Data Movement/Awareness Proposal

Three major areas:

  • job-submission site choice based on data locations
  • out of workflow data placement / staging
  • data placement stages in workflows

Is there something else people are thinking of? Some sort of predictive dohickey?
it may not belong in POMS then...

Site choice based on data locations (Jobs to Data)

This involves:

  • getting data disks/number of files there for a dataset (push to SAM, already a report we wanted?)
  • mapping those data disk locations to preferred sites (per-experiment table? also push to SAM?)
  • If data is largely available at specific sites, splitting into multiple submissions, each with
    • dataset subset on that site's data disks (but not elsewhere?)
    • submission tagged to that site
  • mop-up submission for files not at those sites

This can be done independently of other options, and can be a new Campaign Stage flag, like split-type.

Out of workflow data placement/staging

This involves:

  • finding Campaign Stages likely to launch soon:
    • have cron launches pending
    • depend on Campaigns that have jobs running
    • Users have hand-launched recently
  • finding next dataset those Campaign stages will get
  • taking appropriate action -- prestaging, transferring to particular sites

So we need an interative screen to let you restrict Campaign Stages involved (at least by exp, etc), and what action to take, and run it; plus we need a scheme to schedule these activities (i.e. via cron)

data placement stages in workflows

Need data movement stages to workflows.
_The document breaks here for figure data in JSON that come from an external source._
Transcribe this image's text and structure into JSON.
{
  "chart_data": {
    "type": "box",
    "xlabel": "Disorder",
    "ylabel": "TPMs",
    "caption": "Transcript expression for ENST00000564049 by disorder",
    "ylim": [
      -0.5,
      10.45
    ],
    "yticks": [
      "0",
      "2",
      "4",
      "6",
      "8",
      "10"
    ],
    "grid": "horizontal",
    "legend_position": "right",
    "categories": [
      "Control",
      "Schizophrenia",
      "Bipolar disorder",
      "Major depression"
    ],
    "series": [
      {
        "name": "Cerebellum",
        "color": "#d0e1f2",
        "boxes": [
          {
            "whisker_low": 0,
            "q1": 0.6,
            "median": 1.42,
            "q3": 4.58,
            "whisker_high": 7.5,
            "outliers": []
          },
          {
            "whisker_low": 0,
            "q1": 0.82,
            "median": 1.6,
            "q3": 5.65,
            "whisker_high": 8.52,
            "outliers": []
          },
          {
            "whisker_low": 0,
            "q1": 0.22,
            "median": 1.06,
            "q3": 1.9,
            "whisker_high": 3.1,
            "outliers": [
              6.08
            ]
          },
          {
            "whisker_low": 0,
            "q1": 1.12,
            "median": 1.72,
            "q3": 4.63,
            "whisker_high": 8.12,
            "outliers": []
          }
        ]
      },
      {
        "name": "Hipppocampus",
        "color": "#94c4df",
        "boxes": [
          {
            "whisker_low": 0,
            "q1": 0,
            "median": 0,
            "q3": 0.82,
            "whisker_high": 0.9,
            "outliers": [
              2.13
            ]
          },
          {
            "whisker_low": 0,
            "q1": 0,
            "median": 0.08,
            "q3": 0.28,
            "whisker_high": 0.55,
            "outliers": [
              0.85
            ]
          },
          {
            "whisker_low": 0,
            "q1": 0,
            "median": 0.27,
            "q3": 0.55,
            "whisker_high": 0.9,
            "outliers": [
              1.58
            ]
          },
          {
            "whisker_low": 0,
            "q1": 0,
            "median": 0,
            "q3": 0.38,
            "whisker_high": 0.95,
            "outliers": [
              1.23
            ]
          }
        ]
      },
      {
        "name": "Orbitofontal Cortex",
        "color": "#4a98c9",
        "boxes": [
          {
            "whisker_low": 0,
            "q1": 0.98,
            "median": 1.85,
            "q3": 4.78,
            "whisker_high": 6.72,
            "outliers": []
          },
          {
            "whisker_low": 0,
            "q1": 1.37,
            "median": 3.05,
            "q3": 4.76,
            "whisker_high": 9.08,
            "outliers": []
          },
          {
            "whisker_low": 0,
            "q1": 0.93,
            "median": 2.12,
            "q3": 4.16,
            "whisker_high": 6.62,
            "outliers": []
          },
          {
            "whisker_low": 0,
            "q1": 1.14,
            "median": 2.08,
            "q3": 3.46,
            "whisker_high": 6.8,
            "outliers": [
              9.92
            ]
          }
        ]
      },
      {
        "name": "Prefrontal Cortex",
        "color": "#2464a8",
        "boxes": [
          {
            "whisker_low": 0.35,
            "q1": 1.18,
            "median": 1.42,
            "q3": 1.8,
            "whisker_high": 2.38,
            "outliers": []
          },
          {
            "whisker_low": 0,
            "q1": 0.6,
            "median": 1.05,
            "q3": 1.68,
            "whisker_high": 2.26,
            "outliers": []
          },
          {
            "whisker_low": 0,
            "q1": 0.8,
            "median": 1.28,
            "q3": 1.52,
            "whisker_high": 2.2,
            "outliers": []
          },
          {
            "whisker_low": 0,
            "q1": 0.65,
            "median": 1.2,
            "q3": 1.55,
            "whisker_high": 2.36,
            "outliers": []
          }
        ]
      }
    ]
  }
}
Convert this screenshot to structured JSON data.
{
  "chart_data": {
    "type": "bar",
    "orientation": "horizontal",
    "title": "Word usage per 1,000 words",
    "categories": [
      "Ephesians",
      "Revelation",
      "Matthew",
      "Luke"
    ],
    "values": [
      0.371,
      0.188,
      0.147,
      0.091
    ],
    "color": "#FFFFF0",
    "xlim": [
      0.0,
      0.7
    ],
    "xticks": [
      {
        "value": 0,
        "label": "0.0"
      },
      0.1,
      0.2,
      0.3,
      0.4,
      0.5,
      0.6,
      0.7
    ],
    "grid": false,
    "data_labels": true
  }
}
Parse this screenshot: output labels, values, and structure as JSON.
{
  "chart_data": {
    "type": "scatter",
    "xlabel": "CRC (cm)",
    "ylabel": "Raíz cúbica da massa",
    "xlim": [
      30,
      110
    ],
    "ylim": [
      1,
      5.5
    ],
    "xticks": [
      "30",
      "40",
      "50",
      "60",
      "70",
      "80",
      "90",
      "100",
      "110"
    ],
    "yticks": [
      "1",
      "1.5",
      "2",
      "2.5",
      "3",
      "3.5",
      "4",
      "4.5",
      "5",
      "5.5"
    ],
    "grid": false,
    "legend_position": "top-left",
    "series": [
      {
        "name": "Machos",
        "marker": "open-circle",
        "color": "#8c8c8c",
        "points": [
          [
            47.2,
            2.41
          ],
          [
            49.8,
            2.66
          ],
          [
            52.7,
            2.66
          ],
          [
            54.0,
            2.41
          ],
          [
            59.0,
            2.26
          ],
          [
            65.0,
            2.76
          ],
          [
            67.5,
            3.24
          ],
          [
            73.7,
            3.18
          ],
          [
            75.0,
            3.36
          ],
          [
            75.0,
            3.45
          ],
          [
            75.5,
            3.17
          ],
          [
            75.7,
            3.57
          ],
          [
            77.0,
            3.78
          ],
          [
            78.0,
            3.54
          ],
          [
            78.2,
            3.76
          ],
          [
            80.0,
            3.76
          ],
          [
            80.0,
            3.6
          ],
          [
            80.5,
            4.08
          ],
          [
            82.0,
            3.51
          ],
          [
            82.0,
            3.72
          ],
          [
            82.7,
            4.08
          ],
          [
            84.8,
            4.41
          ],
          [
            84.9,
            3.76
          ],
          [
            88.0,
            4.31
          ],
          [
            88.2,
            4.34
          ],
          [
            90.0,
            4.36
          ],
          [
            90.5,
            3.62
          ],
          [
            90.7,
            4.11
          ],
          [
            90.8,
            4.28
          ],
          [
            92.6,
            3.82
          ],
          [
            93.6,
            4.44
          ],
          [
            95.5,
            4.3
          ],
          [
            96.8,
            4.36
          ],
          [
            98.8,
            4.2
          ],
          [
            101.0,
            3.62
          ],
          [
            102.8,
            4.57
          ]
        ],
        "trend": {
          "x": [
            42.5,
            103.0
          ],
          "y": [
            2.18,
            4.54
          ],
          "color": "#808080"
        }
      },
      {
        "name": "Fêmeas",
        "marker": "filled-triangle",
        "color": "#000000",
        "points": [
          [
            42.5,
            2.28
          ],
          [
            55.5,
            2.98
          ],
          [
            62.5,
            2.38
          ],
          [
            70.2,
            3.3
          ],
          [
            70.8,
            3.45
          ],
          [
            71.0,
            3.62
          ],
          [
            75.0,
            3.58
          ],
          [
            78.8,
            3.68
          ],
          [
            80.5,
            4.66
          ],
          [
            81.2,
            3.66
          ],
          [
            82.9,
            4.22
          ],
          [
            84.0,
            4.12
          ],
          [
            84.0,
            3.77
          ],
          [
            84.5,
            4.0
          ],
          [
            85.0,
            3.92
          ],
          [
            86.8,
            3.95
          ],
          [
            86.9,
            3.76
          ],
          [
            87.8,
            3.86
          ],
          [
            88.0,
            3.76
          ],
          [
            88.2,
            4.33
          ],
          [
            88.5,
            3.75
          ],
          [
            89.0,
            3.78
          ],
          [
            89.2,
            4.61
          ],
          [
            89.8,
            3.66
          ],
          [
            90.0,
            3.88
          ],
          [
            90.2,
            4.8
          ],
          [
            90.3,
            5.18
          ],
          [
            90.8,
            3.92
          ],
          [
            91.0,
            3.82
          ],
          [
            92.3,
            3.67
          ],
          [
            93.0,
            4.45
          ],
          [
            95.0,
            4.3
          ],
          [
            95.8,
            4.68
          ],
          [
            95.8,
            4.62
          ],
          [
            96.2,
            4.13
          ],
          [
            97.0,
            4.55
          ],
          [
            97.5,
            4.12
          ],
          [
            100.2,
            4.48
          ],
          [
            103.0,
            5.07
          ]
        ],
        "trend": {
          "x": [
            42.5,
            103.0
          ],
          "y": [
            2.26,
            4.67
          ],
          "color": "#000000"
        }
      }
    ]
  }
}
So this becomes a CampaignStage thats actually a data movement, rather than a job submission. Interesting option is if it is a small job submission under the covers...
But basically, it would schedule a dataset file transfer (possibly by calling a SAM service, or by submitting a job that does sam_clone_dataset, or...) and waiting for it to complete. The only kludgy bit there is we still need to flag it as a transfer stage, because it's output dataset is the parent's output dataset for dependency purposes.